From about 1906 through the 1910s, the local newspapers were in a tizzy reporting about the youth gangs that used Elmira’s parks as the home base for their illegal behaviors.  Two gangs gained the most notoriety:  the Grove Park Angels and the Eldridge Park Gang.  The Grove Park Angels were primarily ethnically Irish, young school drop-outs who drank and harassed anyone in the park after dark.  In 1909, the city resolved to deal with the Angels because they were receiving increased complaints about their use of profanity, loudness, and attacks on people in the neighborhood.  In one incident, the Angels “insulted two women and whipped their husbands when the latter resented the insult to their wives.” The problem grew so dire that the police department stationed an officer at the park specifically to deal with the gang activity.
It wouldn't have been safe for these "respectable" park-goers to be in Grove Park at night.

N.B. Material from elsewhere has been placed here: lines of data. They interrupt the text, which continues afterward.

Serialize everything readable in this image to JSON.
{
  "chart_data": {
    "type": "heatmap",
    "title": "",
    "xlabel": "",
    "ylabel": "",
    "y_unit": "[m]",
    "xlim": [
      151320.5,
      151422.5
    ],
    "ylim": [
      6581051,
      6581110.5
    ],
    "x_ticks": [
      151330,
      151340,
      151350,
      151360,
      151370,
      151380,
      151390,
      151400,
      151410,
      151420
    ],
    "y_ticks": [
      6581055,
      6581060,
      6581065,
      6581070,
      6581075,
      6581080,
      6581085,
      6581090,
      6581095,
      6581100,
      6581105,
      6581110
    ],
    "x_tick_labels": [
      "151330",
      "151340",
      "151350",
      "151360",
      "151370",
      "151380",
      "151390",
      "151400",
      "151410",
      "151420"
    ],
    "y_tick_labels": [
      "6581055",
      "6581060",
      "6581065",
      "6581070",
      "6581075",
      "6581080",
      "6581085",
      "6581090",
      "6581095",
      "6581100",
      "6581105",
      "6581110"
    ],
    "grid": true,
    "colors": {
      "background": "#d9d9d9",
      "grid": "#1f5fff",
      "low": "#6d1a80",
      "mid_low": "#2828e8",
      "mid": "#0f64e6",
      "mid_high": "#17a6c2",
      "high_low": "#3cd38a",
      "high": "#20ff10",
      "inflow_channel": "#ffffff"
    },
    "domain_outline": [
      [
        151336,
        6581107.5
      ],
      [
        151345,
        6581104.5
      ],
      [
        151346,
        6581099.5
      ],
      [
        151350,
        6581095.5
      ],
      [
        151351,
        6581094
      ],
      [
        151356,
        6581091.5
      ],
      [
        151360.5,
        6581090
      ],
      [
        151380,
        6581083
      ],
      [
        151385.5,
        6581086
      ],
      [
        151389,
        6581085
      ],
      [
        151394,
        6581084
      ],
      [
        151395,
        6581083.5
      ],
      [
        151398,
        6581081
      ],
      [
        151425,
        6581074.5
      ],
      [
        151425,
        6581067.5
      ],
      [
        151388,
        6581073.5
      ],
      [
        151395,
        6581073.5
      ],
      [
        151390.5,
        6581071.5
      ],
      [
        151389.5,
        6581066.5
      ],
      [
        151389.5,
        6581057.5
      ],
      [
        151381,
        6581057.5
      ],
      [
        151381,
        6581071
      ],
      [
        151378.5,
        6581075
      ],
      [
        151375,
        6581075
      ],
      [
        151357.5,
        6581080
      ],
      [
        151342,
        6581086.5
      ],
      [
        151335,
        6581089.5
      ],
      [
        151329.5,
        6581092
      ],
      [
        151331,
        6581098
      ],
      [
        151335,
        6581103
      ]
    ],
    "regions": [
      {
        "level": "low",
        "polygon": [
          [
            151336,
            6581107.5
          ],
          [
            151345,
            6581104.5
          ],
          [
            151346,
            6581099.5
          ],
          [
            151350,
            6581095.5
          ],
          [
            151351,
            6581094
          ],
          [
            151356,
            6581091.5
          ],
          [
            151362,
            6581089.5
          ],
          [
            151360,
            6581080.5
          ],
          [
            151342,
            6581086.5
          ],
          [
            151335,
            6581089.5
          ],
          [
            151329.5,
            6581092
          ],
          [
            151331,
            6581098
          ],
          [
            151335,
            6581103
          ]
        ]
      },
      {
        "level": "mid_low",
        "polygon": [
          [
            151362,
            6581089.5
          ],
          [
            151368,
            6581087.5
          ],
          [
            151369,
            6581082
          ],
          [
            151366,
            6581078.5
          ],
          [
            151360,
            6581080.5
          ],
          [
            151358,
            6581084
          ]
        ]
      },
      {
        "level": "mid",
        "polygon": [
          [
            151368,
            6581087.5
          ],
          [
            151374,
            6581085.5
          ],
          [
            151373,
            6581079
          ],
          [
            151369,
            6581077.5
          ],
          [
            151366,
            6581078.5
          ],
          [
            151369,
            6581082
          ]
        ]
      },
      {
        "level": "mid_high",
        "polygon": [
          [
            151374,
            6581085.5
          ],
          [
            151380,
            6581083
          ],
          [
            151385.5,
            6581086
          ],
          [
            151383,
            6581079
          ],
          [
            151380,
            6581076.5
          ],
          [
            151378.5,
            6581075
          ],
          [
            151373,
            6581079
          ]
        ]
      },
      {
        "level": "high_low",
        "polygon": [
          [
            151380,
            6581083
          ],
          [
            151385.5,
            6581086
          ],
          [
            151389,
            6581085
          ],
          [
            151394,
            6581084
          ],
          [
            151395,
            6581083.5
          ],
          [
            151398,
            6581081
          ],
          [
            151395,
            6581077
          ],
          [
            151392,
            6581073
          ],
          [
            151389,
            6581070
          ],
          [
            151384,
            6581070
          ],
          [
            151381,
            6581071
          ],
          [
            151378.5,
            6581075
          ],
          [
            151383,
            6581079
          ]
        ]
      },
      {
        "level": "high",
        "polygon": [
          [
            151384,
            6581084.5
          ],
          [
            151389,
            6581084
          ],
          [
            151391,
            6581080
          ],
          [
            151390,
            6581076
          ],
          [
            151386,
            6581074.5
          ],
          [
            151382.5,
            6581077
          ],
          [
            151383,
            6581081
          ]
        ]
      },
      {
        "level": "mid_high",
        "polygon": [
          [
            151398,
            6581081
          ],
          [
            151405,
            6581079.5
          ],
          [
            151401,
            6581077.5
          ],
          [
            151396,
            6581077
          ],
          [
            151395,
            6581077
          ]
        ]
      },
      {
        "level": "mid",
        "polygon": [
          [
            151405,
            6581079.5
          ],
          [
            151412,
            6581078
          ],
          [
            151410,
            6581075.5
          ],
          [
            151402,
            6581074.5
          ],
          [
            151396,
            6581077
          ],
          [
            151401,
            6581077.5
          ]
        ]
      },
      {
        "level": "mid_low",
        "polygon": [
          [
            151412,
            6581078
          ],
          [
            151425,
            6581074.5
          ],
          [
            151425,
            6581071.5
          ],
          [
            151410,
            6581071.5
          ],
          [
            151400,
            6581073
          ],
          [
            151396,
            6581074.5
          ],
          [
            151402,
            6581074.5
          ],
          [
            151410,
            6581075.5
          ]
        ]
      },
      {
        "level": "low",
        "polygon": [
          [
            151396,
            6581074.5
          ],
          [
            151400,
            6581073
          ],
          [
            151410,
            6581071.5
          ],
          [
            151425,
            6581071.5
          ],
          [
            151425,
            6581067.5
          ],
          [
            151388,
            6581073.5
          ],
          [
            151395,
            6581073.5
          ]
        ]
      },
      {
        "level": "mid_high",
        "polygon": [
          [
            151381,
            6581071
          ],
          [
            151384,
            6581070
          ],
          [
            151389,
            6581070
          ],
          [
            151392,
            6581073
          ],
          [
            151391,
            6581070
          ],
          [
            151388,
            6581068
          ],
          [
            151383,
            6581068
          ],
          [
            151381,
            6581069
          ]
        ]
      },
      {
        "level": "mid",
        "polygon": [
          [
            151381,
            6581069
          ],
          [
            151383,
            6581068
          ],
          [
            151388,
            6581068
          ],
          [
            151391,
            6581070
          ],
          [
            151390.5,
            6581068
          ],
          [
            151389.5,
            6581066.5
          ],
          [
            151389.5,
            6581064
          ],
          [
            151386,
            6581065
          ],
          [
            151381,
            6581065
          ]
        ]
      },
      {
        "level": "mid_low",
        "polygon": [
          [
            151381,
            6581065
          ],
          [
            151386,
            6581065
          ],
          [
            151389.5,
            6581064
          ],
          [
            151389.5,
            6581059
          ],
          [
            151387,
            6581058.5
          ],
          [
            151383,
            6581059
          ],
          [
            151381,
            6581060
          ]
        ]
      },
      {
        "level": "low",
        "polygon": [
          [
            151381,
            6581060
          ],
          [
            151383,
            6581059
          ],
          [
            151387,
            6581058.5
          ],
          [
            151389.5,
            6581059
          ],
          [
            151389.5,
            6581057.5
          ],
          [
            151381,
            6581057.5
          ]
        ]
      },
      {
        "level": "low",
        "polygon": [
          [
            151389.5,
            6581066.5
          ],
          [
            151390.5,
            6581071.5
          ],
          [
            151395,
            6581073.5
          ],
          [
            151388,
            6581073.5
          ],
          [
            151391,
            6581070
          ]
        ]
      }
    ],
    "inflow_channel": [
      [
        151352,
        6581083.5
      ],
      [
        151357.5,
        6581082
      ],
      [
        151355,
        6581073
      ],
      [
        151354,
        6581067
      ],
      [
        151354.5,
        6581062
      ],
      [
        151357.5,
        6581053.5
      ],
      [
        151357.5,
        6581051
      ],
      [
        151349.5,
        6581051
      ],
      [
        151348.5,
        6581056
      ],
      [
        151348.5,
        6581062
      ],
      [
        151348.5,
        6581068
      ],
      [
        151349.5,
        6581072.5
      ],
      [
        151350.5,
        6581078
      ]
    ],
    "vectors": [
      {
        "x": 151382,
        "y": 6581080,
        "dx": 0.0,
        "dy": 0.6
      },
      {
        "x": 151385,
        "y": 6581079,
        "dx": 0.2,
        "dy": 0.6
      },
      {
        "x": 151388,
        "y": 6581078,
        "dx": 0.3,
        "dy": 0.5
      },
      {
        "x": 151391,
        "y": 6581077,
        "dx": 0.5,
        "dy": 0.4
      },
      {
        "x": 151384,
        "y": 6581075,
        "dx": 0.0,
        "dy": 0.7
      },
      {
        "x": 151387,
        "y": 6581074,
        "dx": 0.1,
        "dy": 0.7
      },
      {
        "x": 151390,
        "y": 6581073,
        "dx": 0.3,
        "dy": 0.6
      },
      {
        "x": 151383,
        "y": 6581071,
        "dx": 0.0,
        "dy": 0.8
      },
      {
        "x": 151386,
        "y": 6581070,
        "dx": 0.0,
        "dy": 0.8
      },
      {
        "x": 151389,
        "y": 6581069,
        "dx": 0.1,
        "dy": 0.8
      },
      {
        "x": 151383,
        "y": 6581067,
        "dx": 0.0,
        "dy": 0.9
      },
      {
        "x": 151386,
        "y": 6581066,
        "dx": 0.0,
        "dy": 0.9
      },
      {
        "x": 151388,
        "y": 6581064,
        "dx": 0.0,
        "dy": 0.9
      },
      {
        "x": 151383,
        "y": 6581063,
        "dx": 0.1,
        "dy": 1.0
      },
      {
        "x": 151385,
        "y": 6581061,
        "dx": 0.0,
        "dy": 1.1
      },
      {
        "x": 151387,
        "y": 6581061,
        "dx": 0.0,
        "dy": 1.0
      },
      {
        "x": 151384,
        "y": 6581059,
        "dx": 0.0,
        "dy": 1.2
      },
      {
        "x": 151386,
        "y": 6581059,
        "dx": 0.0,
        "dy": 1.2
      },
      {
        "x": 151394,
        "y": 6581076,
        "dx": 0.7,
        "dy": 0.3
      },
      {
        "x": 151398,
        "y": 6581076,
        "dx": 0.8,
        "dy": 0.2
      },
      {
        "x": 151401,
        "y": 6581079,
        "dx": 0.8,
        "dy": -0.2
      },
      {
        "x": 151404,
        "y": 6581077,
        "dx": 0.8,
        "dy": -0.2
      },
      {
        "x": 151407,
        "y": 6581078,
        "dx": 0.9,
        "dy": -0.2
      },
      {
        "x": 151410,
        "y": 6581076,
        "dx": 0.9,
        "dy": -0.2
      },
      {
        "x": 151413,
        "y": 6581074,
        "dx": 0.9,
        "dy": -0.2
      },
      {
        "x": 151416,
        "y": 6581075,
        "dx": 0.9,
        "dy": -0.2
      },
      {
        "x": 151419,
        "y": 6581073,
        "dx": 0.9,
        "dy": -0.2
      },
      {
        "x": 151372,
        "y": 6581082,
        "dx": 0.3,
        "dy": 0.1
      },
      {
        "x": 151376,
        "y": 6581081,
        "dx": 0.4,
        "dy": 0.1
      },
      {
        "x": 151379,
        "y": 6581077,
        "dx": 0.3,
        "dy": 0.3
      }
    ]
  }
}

Boys in Grove Park around the time the gang was active (although their behavior doesn't look too delinquent).
Police intervention in Grove Park seemed to have some impact on decreasing gang activity.  By 1911, there was a baseball team named the Grove Park Angels, but I’m unsure if there was any affiliation between the gang and the team.  Still, the gang didn’t disappear, and in 1913, the newspapers complained that the gang persisted because their delinquency was being passed down from generation to generation.
The Eldridge Park Gang appears to have been even fiercer than the Grove Park Angels. In 1907, their crimes were reported to “rival those of Dime Novel Desperados” (see, we’ve always blamed pop culture for youth violence!).   In that year, they threw eggs at women, stole from trains, and put gravel on the tracks of Lackawanna Railroad.  In their most daring act, they confiscated a Lackawanna caboose, ransacked it, shot out of windows, and then set it on fire.  In 1912, a 16 year old was arrested for stealing a handcar from the railroad and taking it for a joyride.  The next year, gang members were arrested for throwing stones at the police officer stationed in the park.  The gang was notorious for threatening to throw police “into de lake.”  The gang also attacked an automobile driver, breaking his car’s left lamp. 
In the early 1920s, Elmira came up with a novel idea to help curb juvenile delinquency in the parks: they would use the parks themselves as a force for urban renewal.  The Elmira City Recreation Commission formed on February 26, 1921 and was soon recognized by the National Recreation Association as one of best recreation organizations in the country.  The Commission reclaimed unused or derelict city land for parks: Washington Park was built on an old rolling mill property and dumping ground; Sly Park was formerly a swamp; Eastside playgrounds replaced dilapidated old buildings.  According to the Commission, Elmira had only one public tennis court in 1921, but that number jumped to 21 by 1931.

Mayor George Peck helps build Patch Park in August 1921.


Patch Park was one of the many new parks built in the 1920s.
City recreation programs were created to teach children to be good citizens.  A variety of clubs and sports teams met regularly in the city parks.  The Commission believed that its work was directly responsible for a decrease in rates of juvenile delinquency through the 1920s.  According to the city Recorder, there were 247 cases of juvenile delinquency in 1918, but only 29 in 1928.  He believed that playgrounds were successfully attracting children who would “otherwise go to the streets.”
A play performed by children in a City Recreation program in Grove Park, 1928.
Clearly, the Elmira City Recreation Commission didn’t solve the problem of juvenile delinquency, but its work does illustrate some of the ways that adults can work proactively with kids.  Things change from generation to generation, but in reality, nothing is really ever that different.